Marlon James' "Moon Witch, Spider King," the second novel in his Dark Star trilogy, is a medieval feast of dazzling fantasy. It's vulgar and vivacious, big and brutal, full of rivaling monarchies, Machiavellian ministers, feuding families, revengeful prostitutes, evil priests and a century-old witch, all vying for power in James' extraordinarily imagined African kingdoms.
Like the first book in the trilogy, "Black Leopard, Red Wolf," "time is a cobra," coiling in and around itself in fascinating and fantastic ways. In "Moon Witch," James explores the same story of the missing boy (spoiler to say more) as the first book, but from a different character's perspective, Sogolon, the Moon Witch.
The novel is divided into five meaty sections (two or three might have been enough). Each section moves us closer to the events in the first novel, spiraling around Sogolon's stories reflecting on her Rabelaisian life (it's a perfect word for this novel). This is the Moon Witch's creation story told from Sogolon's point of view in her vernacular, a patois that's often hilarious and profound in its literal crudeness (metaphor does not come easily to her).
One of my favorite sections of the novel is toward the end when a character decides that maybe someone should write down Sogolon's story before she forgets, or, as happens early in her life, someone like the Aesi (the Spider King), and every King's chancellor (he's eternal), erases not just her memories but the memories of entire empires (there's a metaphor for colonialism here).
Sogolon's voice is so engaging that it invites readers into this novel with more ease and generosity than Tracker in the first book. Sogolon punctuates the five sections in ways that remind us she's talking. Like this.

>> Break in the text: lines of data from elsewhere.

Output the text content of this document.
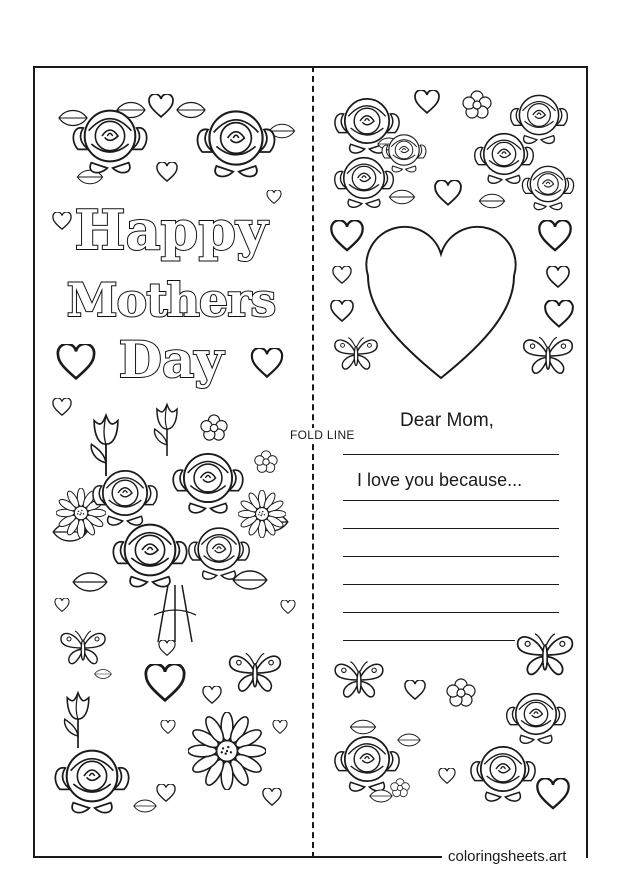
FOLD LINE
Happy
Mothers
Day
Dear Mom,
I love you because...
coloringsheets.art
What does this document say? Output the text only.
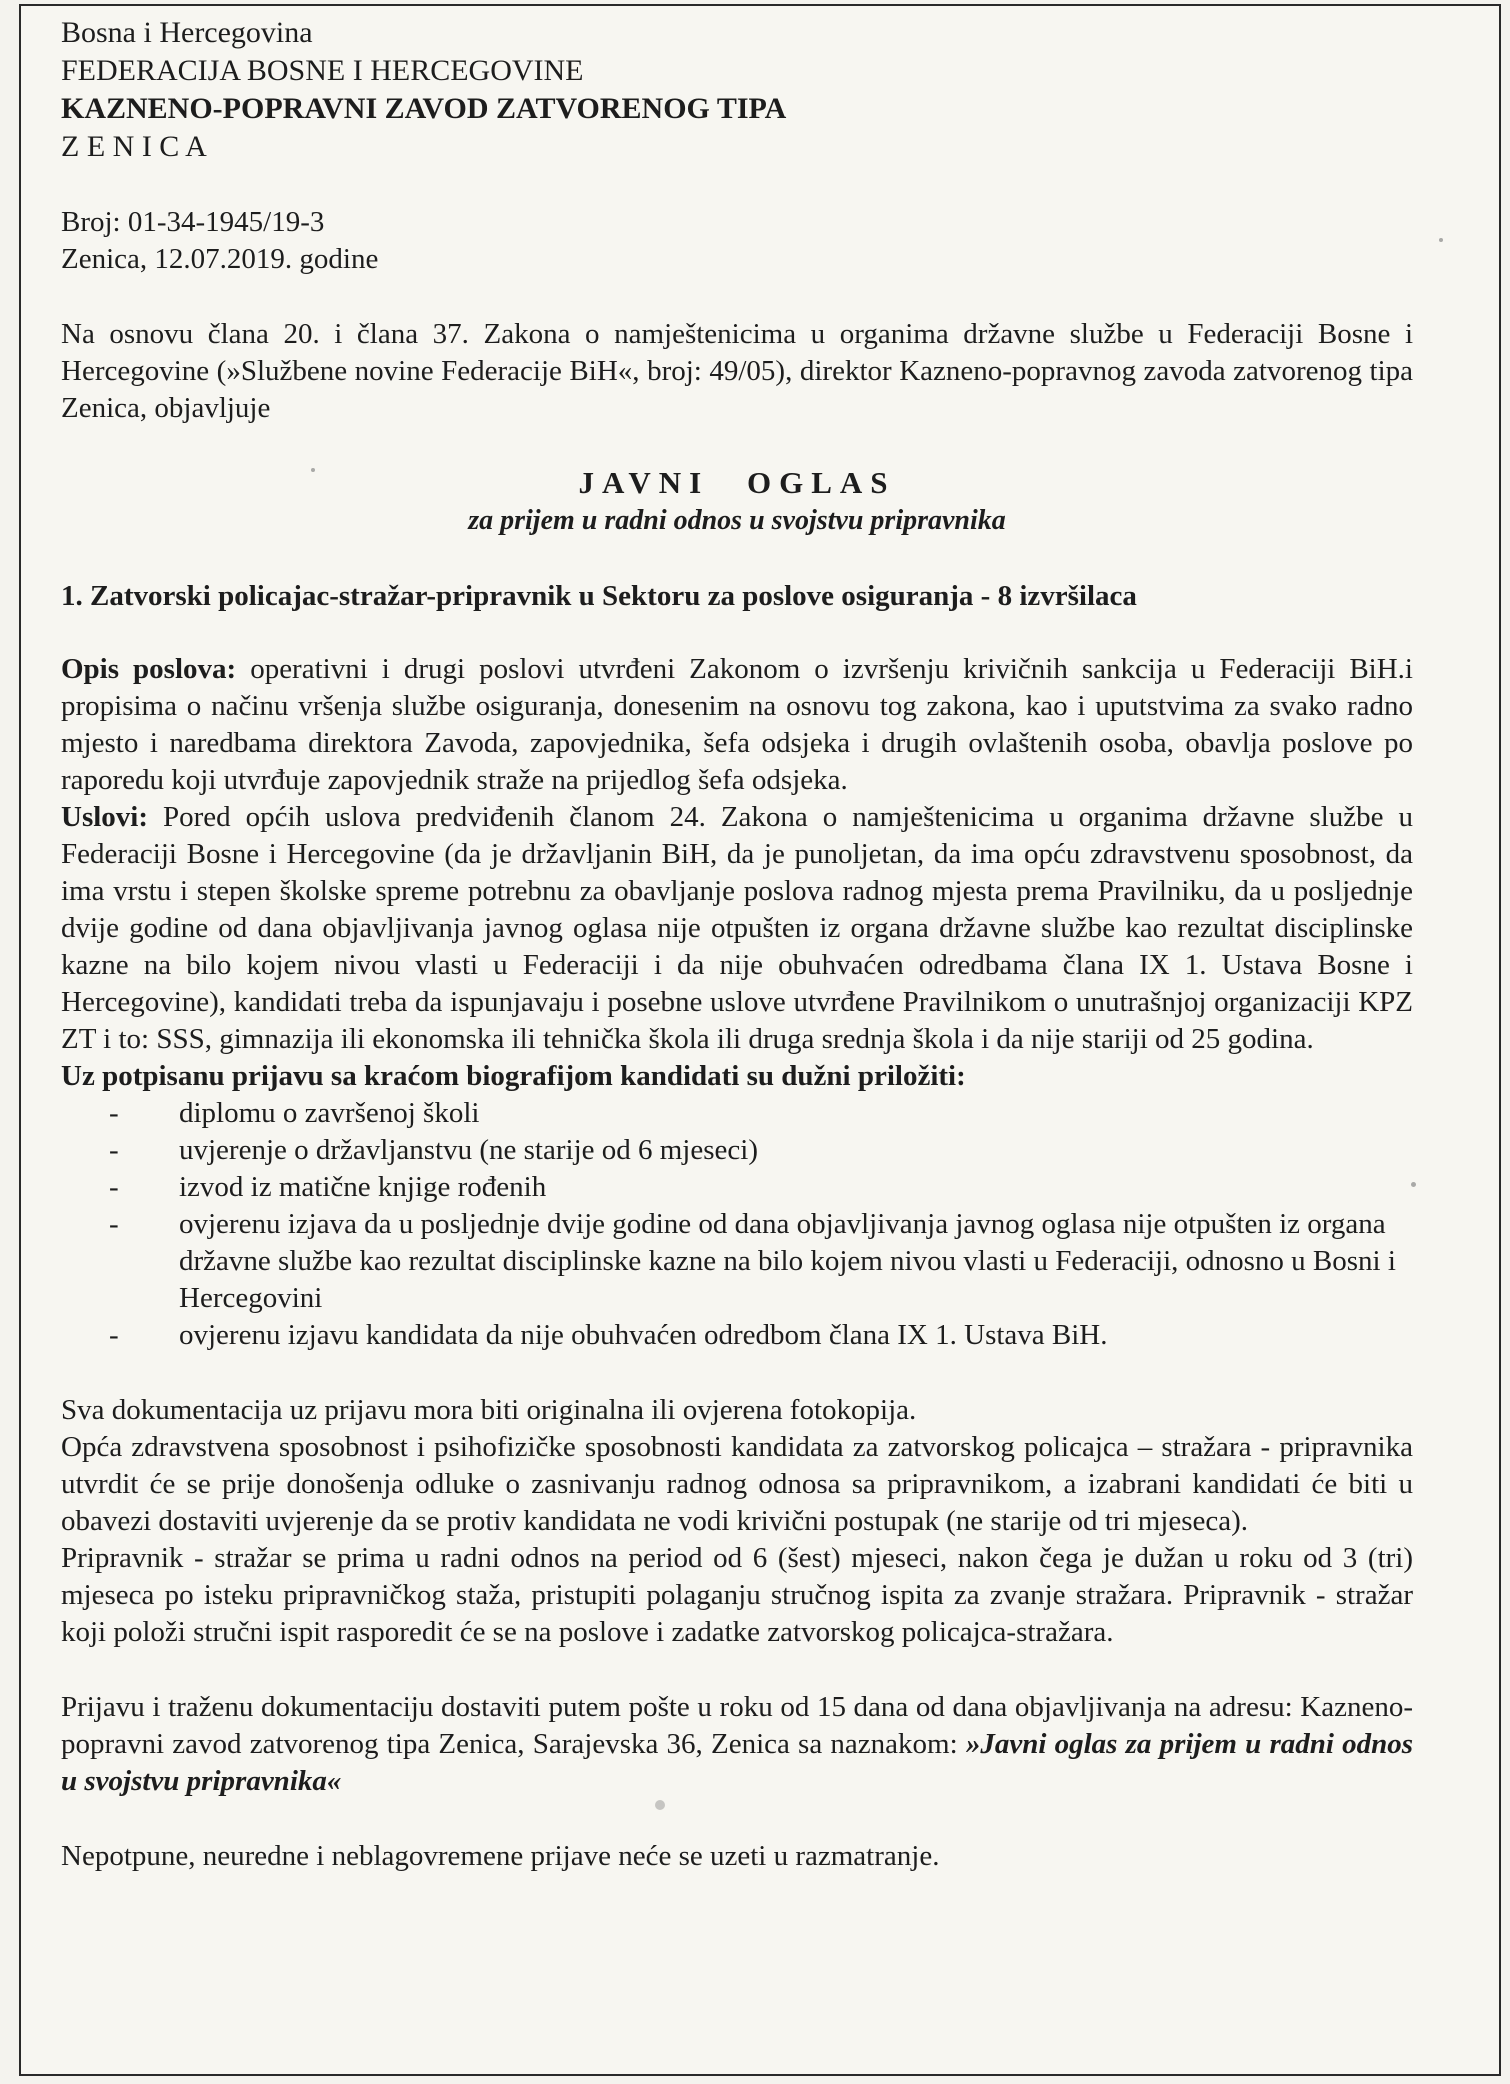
Bosna i Hercegovina
FEDERACIJA BOSNE I HERCEGOVINE
KAZNENO-POPRAVNI ZAVOD ZATVORENOG TIPA
Z E N I C A
Broj: 01-34-1945/19-3
Zenica, 12.07.2019. godine
Na osnovu člana 20. i člana 37. Zakona o namještenicima u organima državne službe u Federaciji Bosne i Hercegovine (»Službene novine Federacije BiH«, broj: 49/05), direktor Kazneno-popravnog zavoda zatvorenog tipa Zenica, objavljuje
JAVNI OGLAS
za prijem u radni odnos u svojstvu pripravnika
1. Zatvorski policajac-stražar-pripravnik u Sektoru za poslove osiguranja - 8 izvršilaca
Opis poslova: operativni i drugi poslovi utvrđeni Zakonom o izvršenju krivičnih sankcija u Federaciji BiH.i propisima o načinu vršenja službe osiguranja, donesenim na osnovu tog zakona, kao i uputstvima za svako radno mjesto i naredbama direktora Zavoda, zapovjednika, šefa odsjeka i drugih ovlaštenih osoba, obavlja poslove po raporedu koji utvrđuje zapovjednik straže na prijedlog šefa odsjeka.
Uslovi: Pored općih uslova predviđenih članom 24. Zakona o namještenicima u organima državne službe u Federaciji Bosne i Hercegovine (da je državljanin BiH, da je punoljetan, da ima opću zdravstvenu sposobnost, da ima vrstu i stepen školske spreme potrebnu za obavljanje poslova radnog mjesta prema Pravilniku, da u posljednje dvije godine od dana objavljivanja javnog oglasa nije otpušten iz organa državne službe kao rezultat disciplinske kazne na bilo kojem nivou vlasti u Federaciji i da nije obuhvaćen odredbama člana IX 1. Ustava Bosne i Hercegovine), kandidati treba da ispunjavaju i posebne uslove utvrđene Pravilnikom o unutrašnjoj organizaciji KPZ ZT i to: SSS, gimnazija ili ekonomska ili tehnička škola ili druga srednja škola i da nije stariji od 25 godina.
Uz potpisanu prijavu sa kraćom biografijom kandidati su dužni priložiti:
- diplomu o završenoj školi
- uvjerenje o državljanstvu (ne starije od 6 mjeseci)
- izvod iz matične knjige rođenih
- ovjerenu izjava da u posljednje dvije godine od dana objavljivanja javnog oglasa nije otpušten iz organa državne službe kao rezultat disciplinske kazne na bilo kojem nivou vlasti u Federaciji, odnosno u Bosni i Hercegovini
- ovjerenu izjavu kandidata da nije obuhvaćen odredbom člana IX 1. Ustava BiH.
Sva dokumentacija uz prijavu mora biti originalna ili ovjerena fotokopija.
Opća zdravstvena sposobnost i psihofizičke sposobnosti kandidata za zatvorskog policajca – stražara - pripravnika utvrdit će se prije donošenja odluke o zasnivanju radnog odnosa sa pripravnikom, a izabrani kandidati će biti u obavezi dostaviti uvjerenje da se protiv kandidata ne vodi krivični postupak (ne starije od tri mjeseca).
Pripravnik - stražar se prima u radni odnos na period od 6 (šest) mjeseci, nakon čega je dužan u roku od 3 (tri) mjeseca po isteku pripravničkog staža, pristupiti polaganju stručnog ispita za zvanje stražara. Pripravnik - stražar koji položi stručni ispit rasporedit će se na poslove i zadatke zatvorskog policajca-stražara.
Prijavu i traženu dokumentaciju dostaviti putem pošte u roku od 15 dana od dana objavljivanja na adresu: Kazneno-popravni zavod zatvorenog tipa Zenica, Sarajevska 36, Zenica sa naznakom: »Javni oglas za prijem u radni odnos u svojstvu pripravnika«
Nepotpune, neuredne i neblagovremene prijave neće se uzeti u razmatranje.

"See the girl. The girl who live in the old termite hill." Sogolon's story takes her from a hole in the ground where she's held captive by her three older brothers, "all wicked." She escapes to a brothel in a city where she learns that "girlhood is a waste of time," and that the "burden of a woman" is "having to act stupid to make a stupid man think he smart" (duh).
"See the girl as certain things come to pass." Sogolon ends up at the royal court of a prosperous kingdom, where the King Sister enjoys Sogolon's company because she "don't come with a use." Sogolon's magic saves her life more than once, until eventually she becomes a legend in her own time, the Moon Witch. She's a kind of patron saint of abused women because women's lives in this world are measured by their menses, their "moonblood" (I'm getting to this).
"This is what the women say" (well, me). Unlike the first novel, several female characters are in the forefront of this one, and, indeed, Sogolon is a formidable one. But whether they're princesses or prostitutes, almost all the female characters' fates are tied to their biology and breeding potential. Rape is a fact of their lives (let me warn here that the violence in this book is graphic; a lot involves children and women). Women's power in this fantastic world is intimately connected to their ability to use sex to their advantage.
Sogolon rises beyond this fate because of her magic, but she's an exception. I couldn't help wondering why for all his phenomenal world-building, James couldn't imagine a different one for women (I know it's a fantasy medieval world, but still).
When I read the first book in this trilogy, "Black Leopard, Red Wolf," a National Book Award finalist, I knew I was reading a genre-altering trilogy, a series Victor LaValle describes in Bookforum that "tears down the traditional pillars of fantasy" and "rebuilds the temple." After reading "Moon Witch, Spider King," I remain convinced that James is rebuilding the genre, but I'm no longer sure he's demolishing the entire temple.
Carole E. Barrowman is an author and a professor at Alverno College in Milwaukee.